HP buys Palm

Hewlett-Packard is buying struggling smartphone maker Palm.

The deal should bring global distribution channels to Palm, while giving HP a stake in the fast growing smartphone market.

Speculation earlier this month suggested Chinese PC maker Lenovo would purchase the smartphone maker.

Palm once dominated the handheld market but has since been surpassed by Apple's iPhone, Research in Motion's BlackBerry and the impact of Google's Android mobile operating system.

Palm had already cut its revenue expectations for the current quarter, due to slow sales.

"If you saw the guidance Palm just put out, it was clear they had to sell," said Phil Cusick, analyst at Macquarie Research. "Given how quickly Palm's business was falling off and how fast their cash was going out the door, they're lucky to get what they got."

HP said the deal for Palm valued the company at $1.2bn including debt.

Analysts said HP has deep pockets to invest in Palm, can expand its carrier relationships and negotiate better component pricing from existing suppliers.

"PC companies don't need cellphone-type margins to make the model work; they can be much more price-aggressive in capturing share and will certainly drive margins down for everyone else," said Avi Cohen at Avian Securities.

HP's foray into the smartphone market may put pressure on Nokia, Motorola and other device manufacturers now battling to increase their market share.

"Nokia will be one of the most affected players," said IDC analyst Francisco Jeronimo.

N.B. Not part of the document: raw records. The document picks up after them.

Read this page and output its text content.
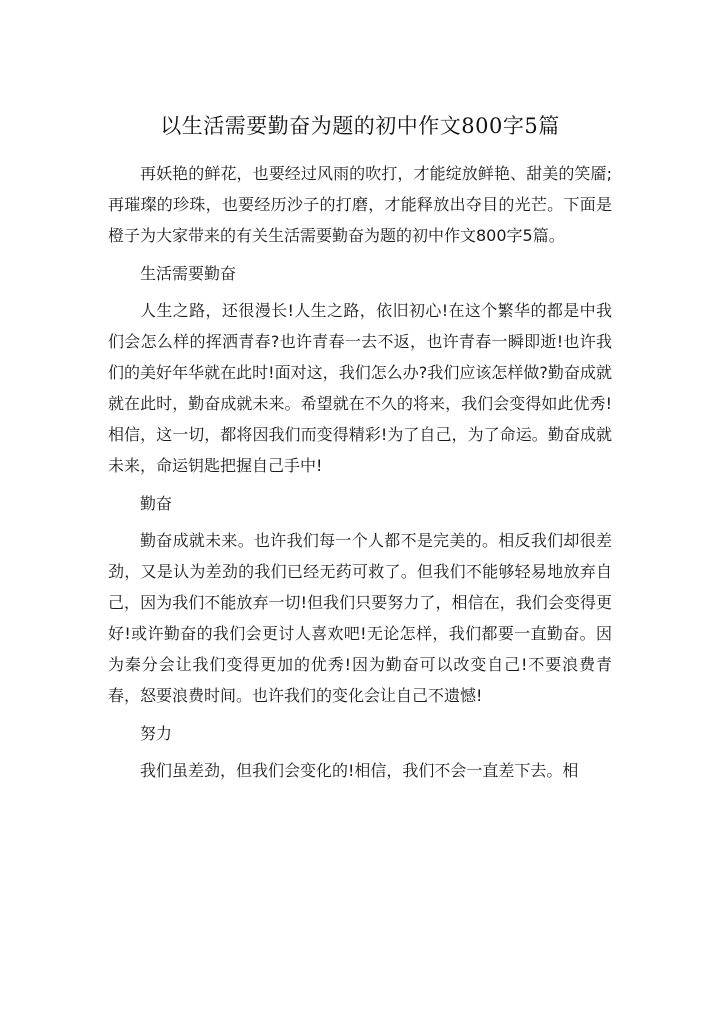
以生活需要勤奋为题的初中作文800字5篇

再妖艳的鲜花，也要经过风雨的吹打，才能绽放鲜艳、甜美的笑靥;再璀璨的珍珠，也要经历沙子的打磨，才能释放出夺目的光芒。下面是橙子为大家带来的有关生活需要勤奋为题的初中作文800字5篇。

生活需要勤奋

人生之路，还很漫长!人生之路，依旧初心!在这个繁华的都是中我们会怎么样的挥洒青春?也许青春一去不返，也许青春一瞬即逝!也许我们的美好年华就在此时!面对这，我们怎么办?我们应该怎样做?勤奋成就就在此时，勤奋成就未来。希望就在不久的将来，我们会变得如此优秀!相信，这一切，都将因我们而变得精彩!为了自己，为了命运。勤奋成就未来，命运钥匙把握自己手中!

勤奋

勤奋成就未来。也许我们每一个人都不是完美的。相反我们却很差劲，又是认为差劲的我们已经无药可救了。但我们不能够轻易地放弃自己，因为我们不能放弃一切!但我们只要努力了，相信在，我们会变得更好!或许勤奋的我们会更讨人喜欢吧!无论怎样，我们都要一直勤奋。因为秦分会让我们变得更加的优秀!因为勤奋可以改变自己!不要浪费青春，怒要浪费时间。也许我们的变化会让自己不遗憾!

努力

我们虽差劲，但我们会变化的!相信，我们不会一直差下去。相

Because of a "wrong portfolio and lack of carrier support, Nokia never moved from its eighth position...in the smartphone segment. This deal puts also pressure on Motorola and HTC."

Others were more sceptical about HP's ability to turn around Palm, whose Pre and Pixi phones have not sold as well as expected.

"If HP wants to have a global role in the mobile space, spending $1.2bn in Palm is not the way. Palm has no brand outside the US, and it has no distribution outside the US," said John Strand, chief executive of Strand Consult.

"To pay $1.2bn for a US-centric mobile player that's not successful is a first-class way to destroy shareholder value. Palm has tried to move from the PDA world into the mobile world for eight years without success," he added.

According to Gartner, Palm held 1.2 per cent of the global smartphone market in 2009, compared with Nokia's 41.1 per cent, RIM's 19.9 per cent and Apple's 14.4 percent.

Some investment bankers had thought that Lenovo was the leading candidate to buy Palm after the US company was rebuffed by other potential Asian buyers including HTC and Huawei.

Palm now expects its fourth-quarter revenue to be $90 million to $100 million, compared to a mid-March forecast of less than $150 million.

Todd Bradley, executive vice president of HP's computer division, said the company plans to "invest heavily" in Palm, increasing spending on sales and marketing and research and development in the hope of spurring the developer community into writing more applications for the platform.

Palm's app store now has more than 2,000 applications, compared to Apple's App store with closer to 200,000 apps.

Bradley also said Palm's platform is attractive for an entire ecosystem of mobile devices, from smartphones to slate devices to netbooks.